Wednesday 23 May 2012

Alam Maritim - Weak turnaround from offshore construction delay Buy


- We maintain BUY on Alam Maritim Resources, but with a lower fair value of RM0.85/share, pegged to an unchanged FY12F PE of 12x – at a 25% discount to the oil & gas sector’s 16x. 

- Our lower fair value stems from a 5%-14% reduction in FY12F-FY14F net profits due to a 20% cut in earnings contributions from the group’s offshore installation & construction (OIC) division. 

- While management maintains its view that Alam may yet be able to achieve our earlier FY12F net profit of RM65mil, we have adopted a more conservative stance as its 1QFY12 result came in below expectations, accounting for 11% of our earlier FY12F net profit and 12% of street’s RM60mil. The group did not declare any interim dividend, as expected.

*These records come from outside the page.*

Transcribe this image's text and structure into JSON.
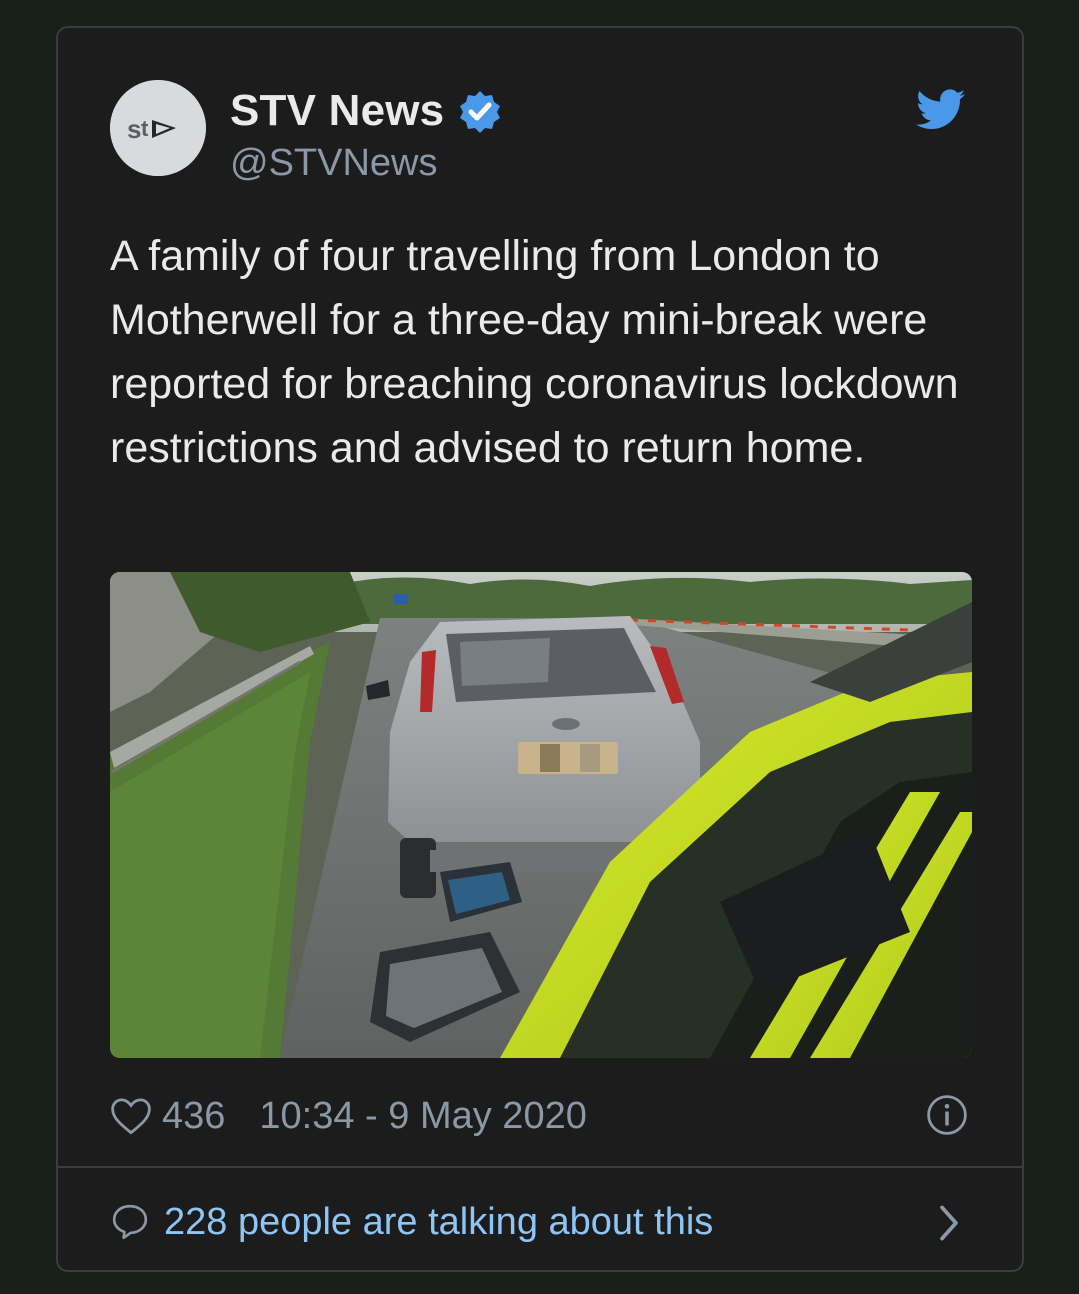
{
  "tweet": {
    "author_name": "STV News",
    "handle": "@STVNews",
    "verified": true,
    "avatar_logo_text": "stv",
    "text": "A family of four travelling from London to Motherwell for a three-day mini-break were reported for breaching coronavirus lockdown restrictions and advised to return home.",
    "like_count": "436",
    "timestamp": "10:34 - 9 May 2020",
    "conversation_label": "228 people are talking about this",
    "icons": {
      "platform": "twitter-bird-icon",
      "verified": "verified-badge-icon",
      "like": "heart-icon",
      "info": "info-icon",
      "reply": "speech-bubble-icon",
      "chevron": "chevron-right-icon"
    }
  },
  "colors": {
    "background": "#182019",
    "card": "#1c1c1d",
    "text": "#e8eaec",
    "muted": "#8b98a5",
    "link": "#8ec5f5",
    "accent": "#1d9bf0"
  }
}
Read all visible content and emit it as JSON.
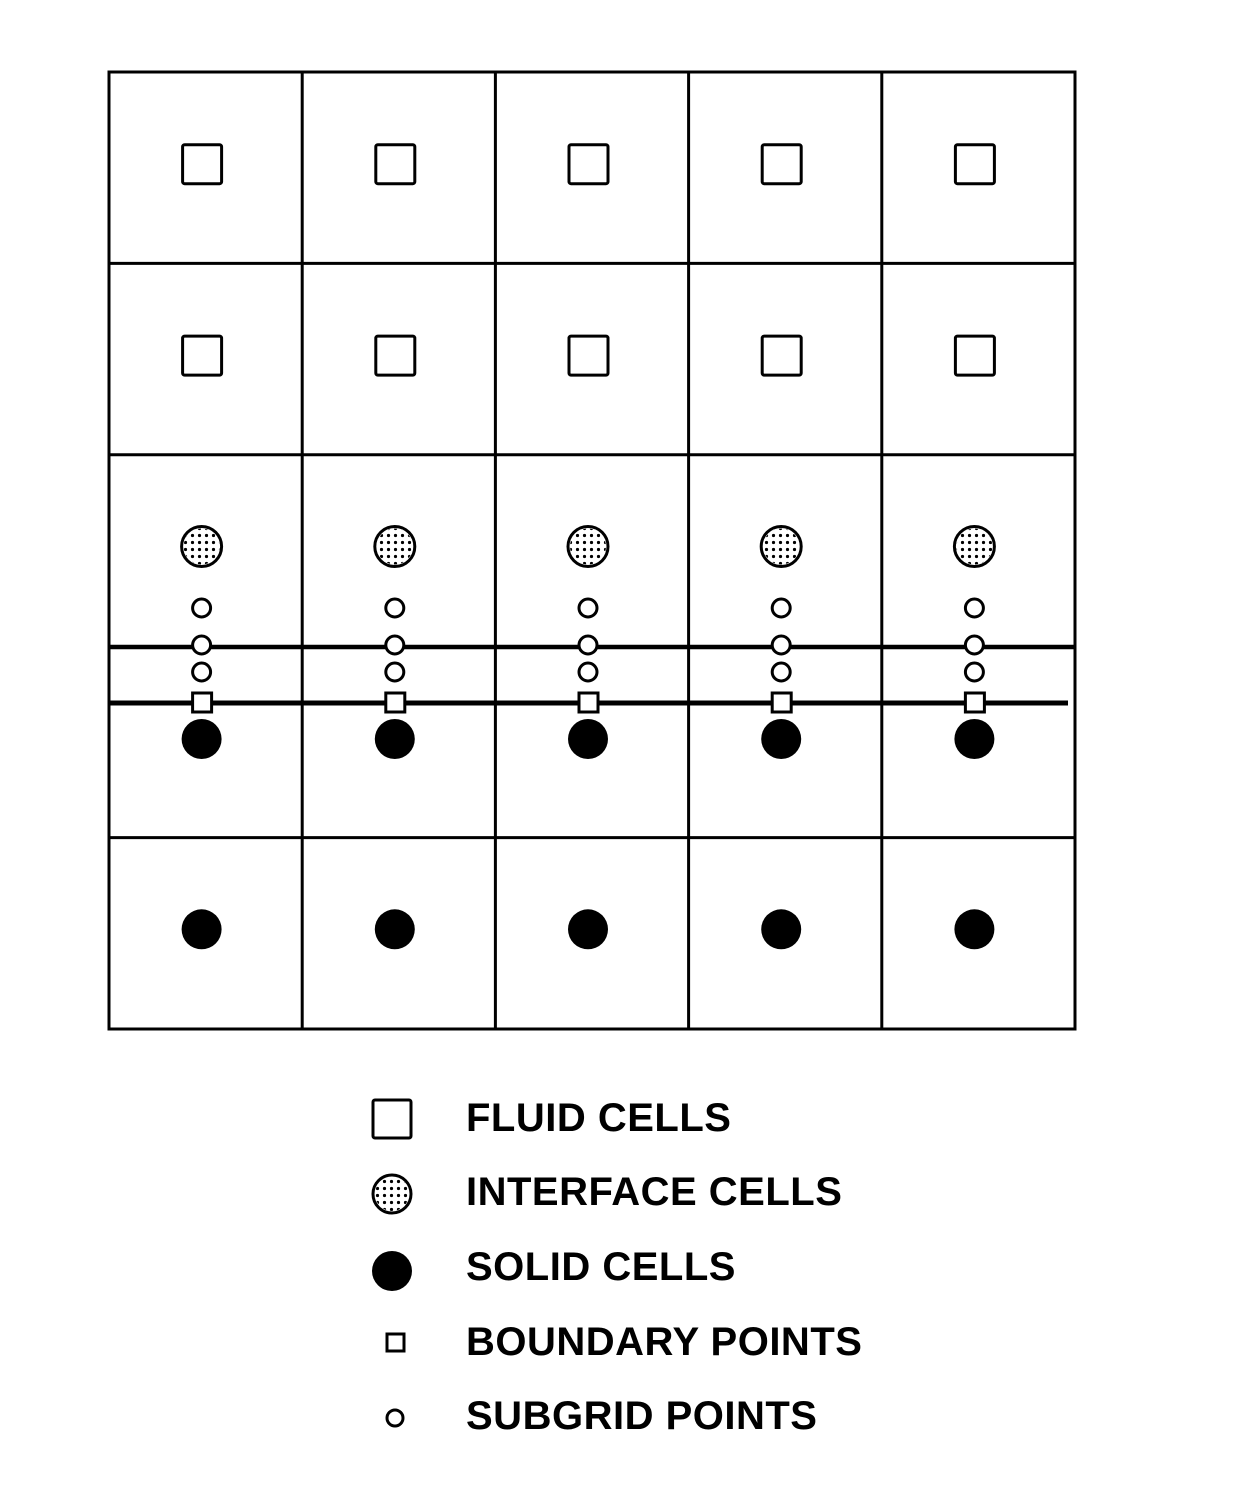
{
  "diagram": {
    "title": "",
    "grid": {
      "columns": 5,
      "rows": [
        {
          "row": 1,
          "cell_type": "fluid"
        },
        {
          "row": 2,
          "cell_type": "fluid"
        },
        {
          "row": 3,
          "cell_type": "interface"
        },
        {
          "row": 4,
          "cell_type": "solid"
        },
        {
          "row": 5,
          "cell_type": "solid"
        }
      ],
      "subgrid_points_per_column": 3,
      "boundary_points_per_column": 1
    },
    "colors": {
      "line": "#000000",
      "background": "#ffffff",
      "solid_fill": "#000000",
      "interface_fill": "#ffffff",
      "interface_dots": "#000000"
    }
  },
  "legend": {
    "items": [
      {
        "icon": "fluid-cell-square-icon",
        "label": "FLUID CELLS"
      },
      {
        "icon": "interface-cell-dotted-circle-icon",
        "label": "INTERFACE CELLS"
      },
      {
        "icon": "solid-cell-filled-circle-icon",
        "label": "SOLID CELLS"
      },
      {
        "icon": "boundary-point-small-square-icon",
        "label": "BOUNDARY POINTS"
      },
      {
        "icon": "subgrid-point-small-circle-icon",
        "label": "SUBGRID POINTS"
      }
    ]
  }
}
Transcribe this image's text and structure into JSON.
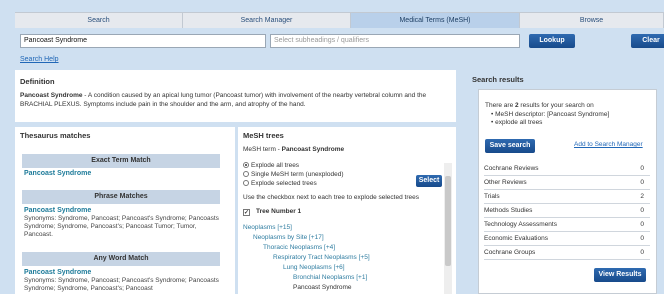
{
  "tabs": [
    {
      "label": "Search"
    },
    {
      "label": "Search Manager"
    },
    {
      "label": "Medical Terms (MeSH)"
    },
    {
      "label": "Browse"
    }
  ],
  "search": {
    "value": "Pancoast Syndrome",
    "subheadings_placeholder": "Select subheadings / qualifiers",
    "lookup_label": "Lookup",
    "clear_label": "Clear",
    "help_label": "Search Help"
  },
  "definition": {
    "heading": "Definition",
    "term": "Pancoast Syndrome",
    "text": " - A condition caused by an apical lung tumor (Pancoast tumor) with involvement of the nearby vertebral column and the BRACHIAL PLEXUS. Symptoms include pain in the shoulder and the arm, and atrophy of the hand."
  },
  "thesaurus": {
    "heading": "Thesaurus matches",
    "exact_header": "Exact Term Match",
    "exact_term": "Pancoast Syndrome",
    "phrase_header": "Phrase Matches",
    "phrase_term": "Pancoast Syndrome",
    "phrase_synonyms": "Synonyms: Syndrome, Pancoast; Pancoast's Syndrome; Pancoasts Syndrome; Syndrome, Pancoast's; Pancoast Tumor; Tumor, Pancoast.",
    "any_header": "Any Word Match",
    "any_term": "Pancoast Syndrome",
    "any_synonyms": "Synonyms: Syndrome, Pancoast; Pancoast's Syndrome; Pancoasts Syndrome; Syndrome, Pancoast's; Pancoast"
  },
  "mesh": {
    "heading": "MeSH trees",
    "term_prefix": "MeSH term - ",
    "term": "Pancoast Syndrome",
    "options": [
      "Explode all trees",
      "Single MeSH term (unexploded)",
      "Explode selected trees"
    ],
    "select_label": "Select",
    "instructions": "Use the checkbox next to each tree to explode selected trees",
    "tree_number_label": "Tree Number 1",
    "tree": [
      "Neoplasms [+15]",
      "Neoplasms by Site [+17]",
      "Thoracic Neoplasms [+4]",
      "Respiratory Tract Neoplasms [+5]",
      "Lung Neoplasms [+6]",
      "Bronchial Neoplasms [+1]",
      "Pancoast Syndrome"
    ]
  },
  "results": {
    "heading": "Search results",
    "summary_pre": "There are ",
    "summary_count": "2",
    "summary_post": " results for your search on",
    "bullet1": "MeSH descriptor: [Pancoast Syndrome]",
    "bullet2": "explode all trees",
    "search_label": "Save search",
    "add_label": "Add to Search Manager",
    "rows": [
      {
        "label": "Cochrane Reviews",
        "value": "0"
      },
      {
        "label": "Other Reviews",
        "value": "0"
      },
      {
        "label": "Trials",
        "value": "2"
      },
      {
        "label": "Methods Studies",
        "value": "0"
      },
      {
        "label": "Technology Assessments",
        "value": "0"
      },
      {
        "label": "Economic Evaluations",
        "value": "0"
      },
      {
        "label": "Cochrane Groups",
        "value": "0"
      }
    ],
    "view_label": "View Results"
  }
}
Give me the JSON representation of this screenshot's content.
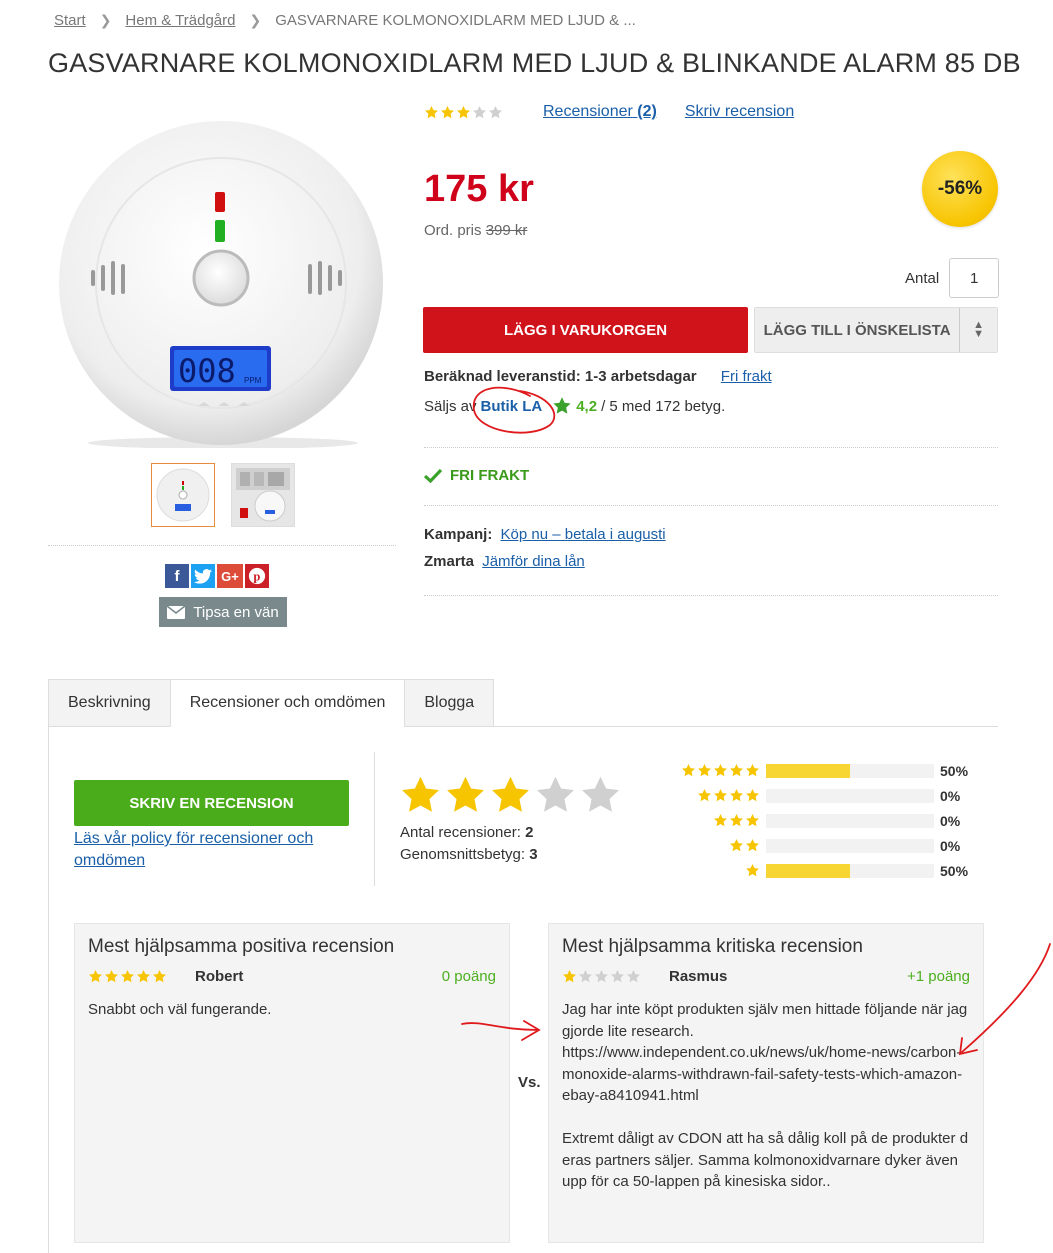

- Alam registered a 1QFY12 net profit of RM7mil vs. a loss of RM1mil in 4QFY11, largely due to the absence of a writedown of the Alam-TH JV one-off capitalised interest expense in 4QFY11. But the turnaround in earnings was weaker than expected due to continuing delays in the recognition of OIC earnings. 

- While fleet vessel utilisation rate has remained stable at 78%, revenue from the offshore support vessel segment dropped 33% QoQ to RM49mil due to the lapsing of 5 vessels on short-term charter contracts. But overall vessel utilisation is still maintained because the vessels under the joint-ventures with CIMB and Tabung Haji have been fully chartered out during the quarter. 

- Management expects a strong turnaround in the OIC division, with the group eyeing additional RM200mil fresh contracts in this segment. Recall that Alam secured its maiden major OIC contract with Samsung worth US$18mil for Sabah Oil & Gas Terminal (SOGT).

- We also expect Alam to be awarded fresh charters for its idling and spot-chartered vessels as global utilisation has tightened. We note that day rates have been slowly rising on tightening global vessel utilisation.

- Despite the weaker-than-expected 1QFY12, we view that the expected recovery in charter rates in 2HFY12 coupled with the OIC turnaround to be a strong re-rating catalyst for Alam. 

- As such, we maintain our view that the company’s earnings recovery is intact with an undemanding valuation of FY12F PE of 7x – at the lower end of its historical PE PP 12247/06/2013 (032380) band.